A closer look at the mobile cloud
By Roelof Louw, cloud computing expert at T-Systems in South Africa
The proliferation of mobile devices and applications has changed the way we buy and use business today.
And interestingly, it is employees that are driving this trend, not IT.
Cloud Computing is also directly impacted by the above trend and according to Juniper Research more than 240 million business customers will access cloud computing services via mobile devices by 2015.
The mobile cloud is set to become an important cog in the cloud computing engine, particularly with the explosion of mobile devices such as smart phones and tablets that make simplified accessibility to information a major business consideration.
This said, the mobile cloud also comes with its own particular set of challenges that companies should be aware of from the get-go to ensure that they are fully abreast of what it takes to adopt the mobile counterpart of the information strata.
Demystify the mobile cloud
Mobile cloud computing is not mobile computing.
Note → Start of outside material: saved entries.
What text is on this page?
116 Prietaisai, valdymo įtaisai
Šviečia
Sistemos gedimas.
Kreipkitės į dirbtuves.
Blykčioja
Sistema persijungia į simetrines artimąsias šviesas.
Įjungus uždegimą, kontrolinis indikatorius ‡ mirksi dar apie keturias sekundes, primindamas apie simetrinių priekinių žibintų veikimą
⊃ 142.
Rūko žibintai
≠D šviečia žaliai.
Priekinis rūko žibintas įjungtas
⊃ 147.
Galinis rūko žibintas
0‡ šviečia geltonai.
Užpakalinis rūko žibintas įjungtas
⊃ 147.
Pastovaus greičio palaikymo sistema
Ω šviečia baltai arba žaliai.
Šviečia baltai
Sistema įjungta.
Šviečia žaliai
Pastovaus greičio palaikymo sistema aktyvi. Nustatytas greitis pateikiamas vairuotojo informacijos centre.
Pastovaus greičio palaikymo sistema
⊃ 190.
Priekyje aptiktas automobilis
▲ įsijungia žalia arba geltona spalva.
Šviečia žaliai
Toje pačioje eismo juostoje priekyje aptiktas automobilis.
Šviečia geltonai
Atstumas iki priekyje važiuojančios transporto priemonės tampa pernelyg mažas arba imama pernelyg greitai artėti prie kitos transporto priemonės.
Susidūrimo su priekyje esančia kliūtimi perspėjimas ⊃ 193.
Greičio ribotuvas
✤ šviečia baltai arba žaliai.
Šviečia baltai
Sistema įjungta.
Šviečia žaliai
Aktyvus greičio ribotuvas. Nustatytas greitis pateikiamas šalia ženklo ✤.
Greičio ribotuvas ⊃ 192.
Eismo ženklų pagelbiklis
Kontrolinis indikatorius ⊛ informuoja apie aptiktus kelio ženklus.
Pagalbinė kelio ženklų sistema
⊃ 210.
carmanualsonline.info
Mobility in the cloud is fundamentally a hosted, centralised offering that runs mobile enterprise extensions and services in a virtualised environment.
Like its cloud computing counterpart, the mobile cloud is made available through various structures including the pay-per-service or pay-per-use model and is aligned to industry best practices for the provisioning of these services.
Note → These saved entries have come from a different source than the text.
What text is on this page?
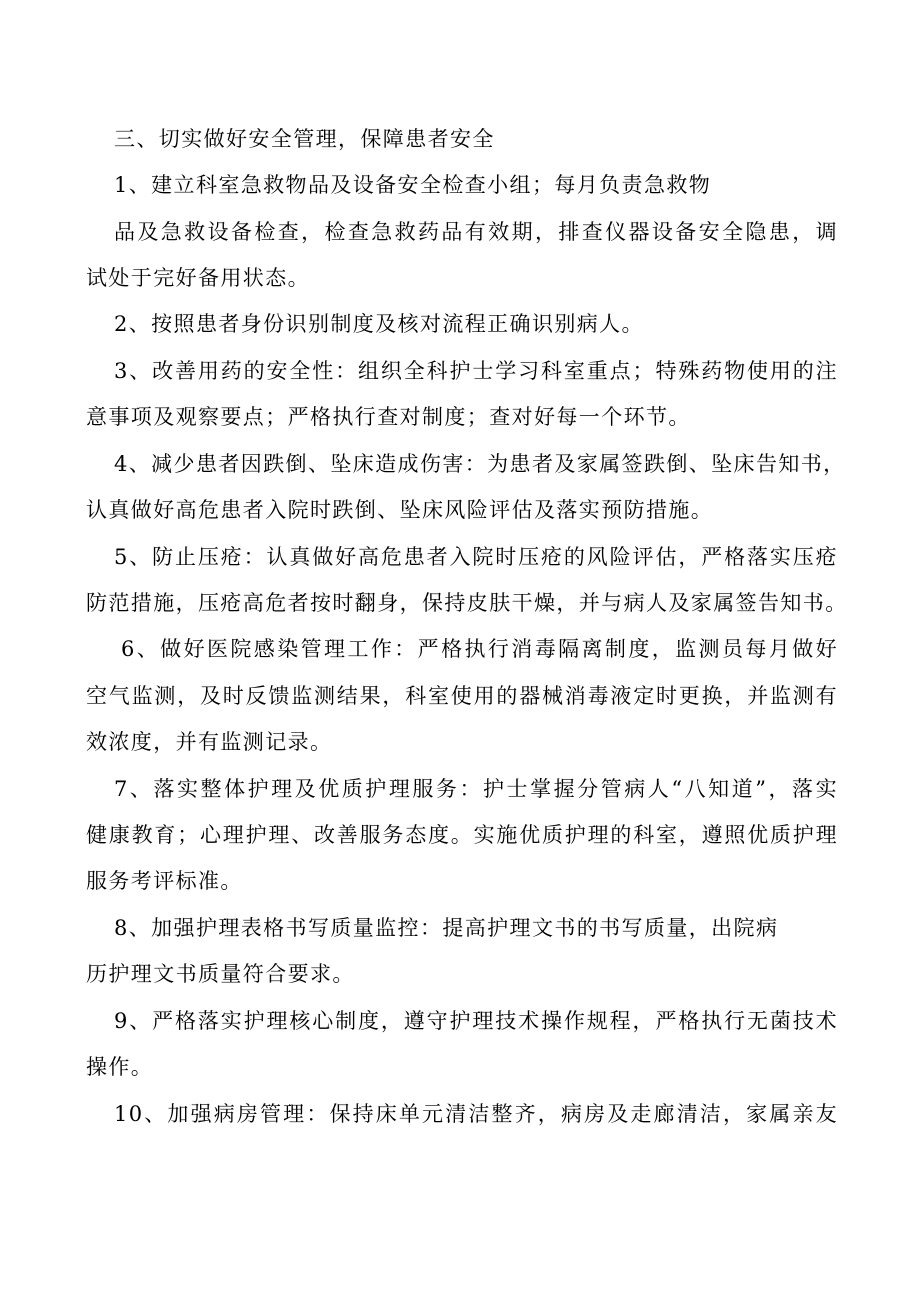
三、切实做好安全管理，保障患者安全
1、建立科室急救物品及设备安全检查小组；每月负责急救物
品及急救设备检查，检查急救药品有效期，排查仪器设备安全隐患，调
试处于完好备用状态。
2、按照患者身份识别制度及核对流程正确识别病人。
3、改善用药的安全性：组织全科护士学习科室重点；特殊药物使用的注
意事项及观察要点；严格执行查对制度；查对好每一个环节。
4、减少患者因跌倒、坠床造成伤害：为患者及家属签跌倒、坠床告知书，
认真做好高危患者入院时跌倒、坠床风险评估及落实预防措施。
5、防止压疮：认真做好高危患者入院时压疮的风险评估，严格落实压疮
防范措施，压疮高危者按时翻身，保持皮肤干燥，并与病人及家属签告知书。
6、做好医院感染管理工作：严格执行消毒隔离制度，监测员每月做好
空气监测，及时反馈监测结果，科室使用的器械消毒液定时更换，并监测有
效浓度，并有监测记录。
7、落实整体护理及优质护理服务：护士掌握分管病人“八知道”，落实
健康教育；心理护理、改善服务态度。实施优质护理的科室，遵照优质护理
服务考评标准。
8、加强护理表格书写质量监控：提高护理文书的书写质量，出院病
历护理文书质量符合要求。
9、严格落实护理核心制度，遵守护理技术操作规程，严格执行无菌技术
操作。
10、加强病房管理：保持床单元清洁整齐，病房及走廊清洁，家属亲友
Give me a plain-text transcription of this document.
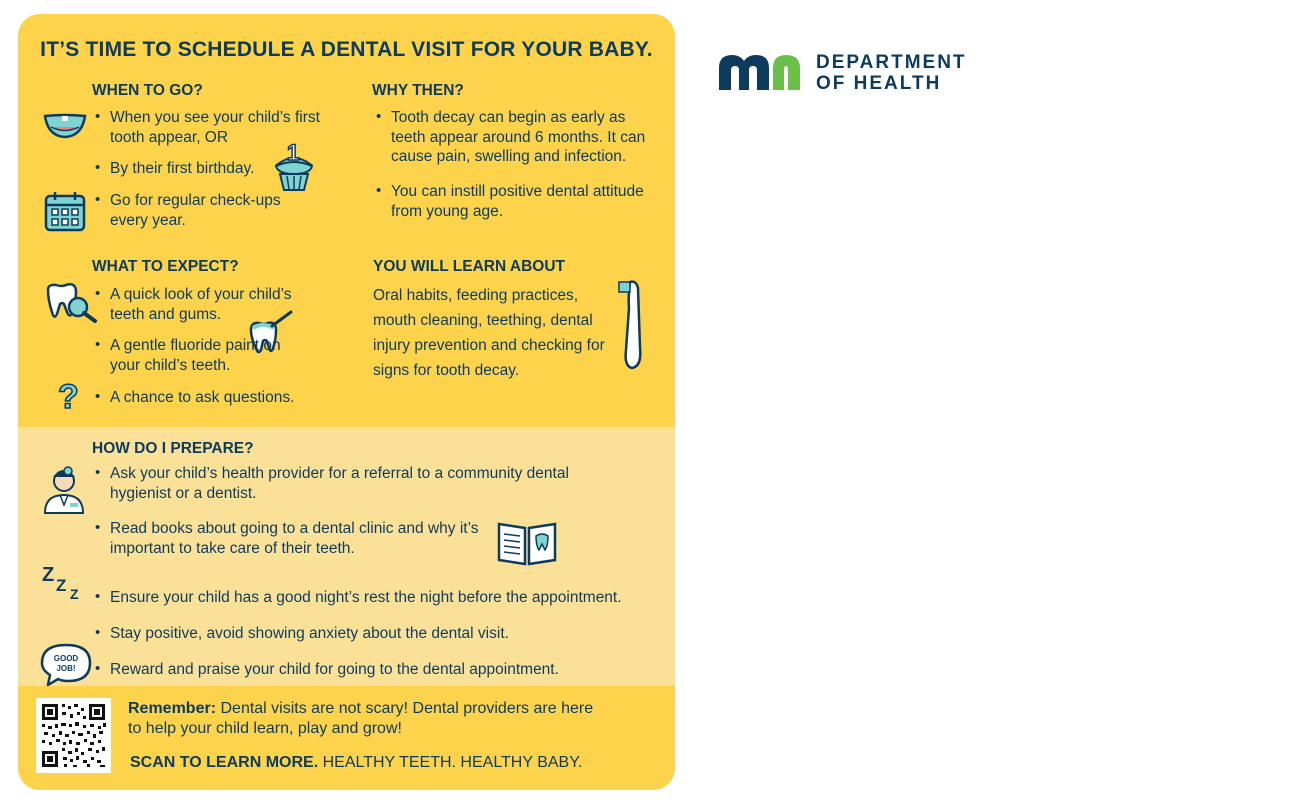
IT’S TIME TO SCHEDULE A DENTAL VISIT FOR YOUR BABY.
WHEN TO GO?
• When you see your child’s first tooth appear, OR
• By their first birthday.
1
• Go for regular check-ups every year.
WHY THEN?
• Tooth decay can begin as early as teeth appear around 6 months. It can cause pain, swelling and infection.
• You can instill positive dental attitude from young age.
WHAT TO EXPECT?
• A quick look of your child’s teeth and gums.
• A gentle fluoride paint on your child’s teeth.
? • A chance to ask questions.
YOU WILL LEARN ABOUT
Oral habits, feeding practices, mouth cleaning, teething, dental injury prevention and checking for signs for tooth decay.
HOW DO I PREPARE?
• Ask your child’s health provider for a referral to a community dental hygienist or a dentist.
• Read books about going to a dental clinic and why it’s important to take care of their teeth.
Z Z Z • Ensure your child has a good night’s rest the night before the appointment.
• Stay positive, avoid showing anxiety about the dental visit.
GOOD
JOB! • Reward and praise your child for going to the dental appointment.
Remember: Dental visits are not scary! Dental providers are here to help your child learn, play and grow!
SCAN TO LEARN MORE. HEALTHY TEETH. HEALTHY BABY.
DEPARTMENT
OF HEALTH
These devices are managed - particularly within the context of the private cloud - securely by a hosted environment that is governed by industry standards and up-to-date security solutions.
Also, it offers a flexible, shared service that delivers critical benefits such as saving costs on physical infrastructure implementation and
Importantly, it also allows for greener IT practices as these numerous mobile devices are now able to access corporate information residing on the cloud remotely.
It therefore takes the spirit and known benefits of cloud computing and adds a layer of mobility to it which extends IT services and accessibility to both corporate workers and private users across the globe. Indeed, it allows for device proliferation in an environment that is secure and managed.
Familiarise yourself with the challenges
However, with the mobility also comes a set of challenges and questions. How do you manage accessibility to your corporate intellectual property within the cloud while at the same time ensuring that the privacy of these mobile devices is not infringed upon?
At the heart of the above is security and policy orchestration which is also a hot topic in discussions on general cloud computing challenges.
For one, companies should establish a clear mobile cloud policy which can be based on available best practices and guidelines. The orchestration component of this policy will ensure that regulatory, governance and information protection criteria are met which pertain to both corporate (cloud) and personal information (residing on the device).
These policies must be mandated to ensure that information residing within the organisation and on devices are effectively accessed, managed and protected.
Without effective security and management, mobile cloud computing will not enjoy adoption and the resultant benefits it promises to deliver.
Private or public?
Whilst they do function as relatively removed offerings, the private and public cloud will always be connected, one way or another. The same goes for the mobile cloud.
As some stage, service providers will have to integrate the private and public cloud to ensure accessibility to all information residing within the cloud. Quite obviously, this raises a security challenge to the private cloud offering; however, with strong integration and management mechanisms in place this can be overcome by a cloud computing expert.
The mobile cloud is not going anywhere, it might be a way off for some but as with cloud computing it will be driven by the consumer.